Especialista alerta para relação entre atividade física e incontinência urinária

A doença é mais comum entre as mulheres, em geral, decorrente de partos e gestações que lesaram os músculos; ou de alguma prática esportiva

Redação iBahia (redacao@portalibahia.com.br )

A atividade física pode ser uma grande aliada para quem sofre de incontinência urinária, ou perda involuntária de xixi, desde que feitas da maneira correta e planejada por um profissional de educação física. Mas, se as atividades sobrecarregam a região da bexiga, pode resultar em uma incontinência urinária de esforço - escapes de urina surgem quando a pessoa tosse, espirra ou carrega algum peso. 

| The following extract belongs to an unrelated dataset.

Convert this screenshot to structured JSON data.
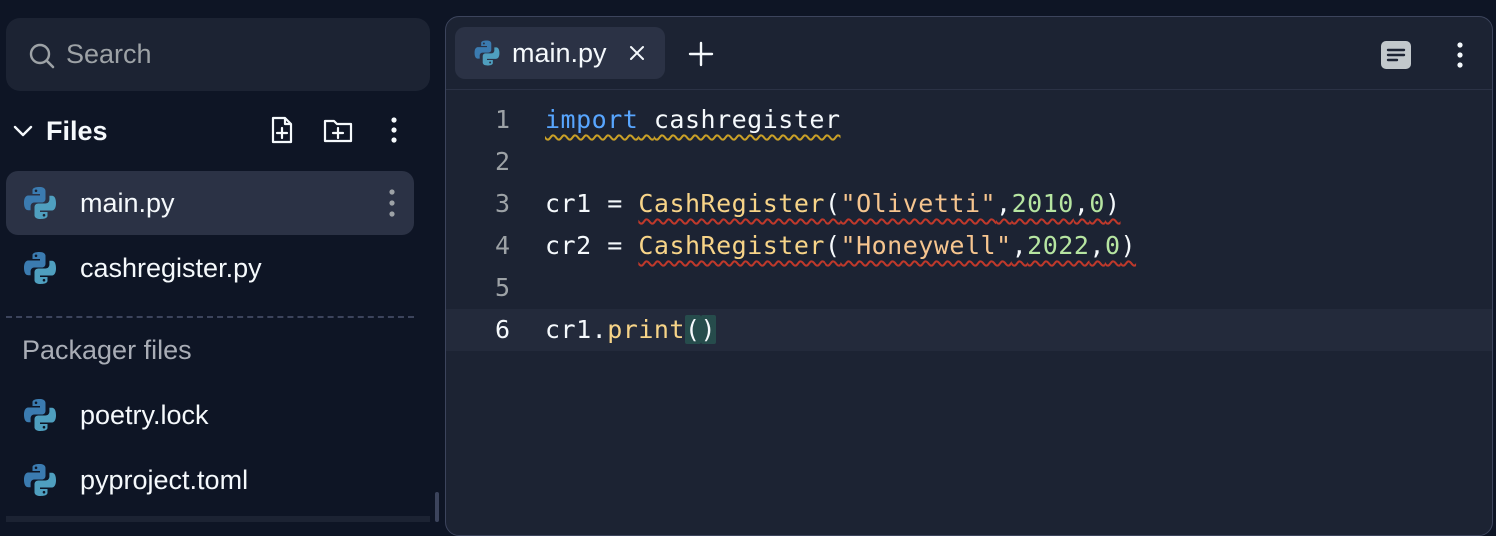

A incontinência urinária é mais comum entre as mulheres, em geral, decorrente de partos e gestações que lesaram os músculos; ou de alguma prática esportiva.  O assoalho pélvico é formado por um grupo de músculos de controle voluntário, localizados na parte inferior da bacia (entre as coxas) e com a função de sustentar os órgãos internos. A musculatura pode ser exercitada. Entretanto, em casos exagerados com esforço excessivo, pode se tornar mais flácida e enfraquecer; problema que não tem reversão e afeta outros órgãos, como por exemplo, a bexiga. "Em excesso, a atividade física lesiona o assoalho pélvico, e a rede de músculos que sustenta a bexiga", explica Guilherme Reis, Coordenador Geral da Rede Alpha Fitness.  

A doença pode ter tratamentos diferentes.  Uma abordagem individualizada e interdisciplinar entre a medicina, fisioterapia e educação física, terá diversas maneiras para tratar, com frentes comportamentais, como por exemplo, perda de peso, treinos para a bexiga, exercícios para fortalecer a musculatura pélvica; medicamentosas e, em casos mais graves, cirurgia. "Depois de um período de recuperação, é recomendado retornar para a academia e realizar treinos com número de séries, repetições e evolução progressiva, como na musculação convencional", acrescenta Guilherme.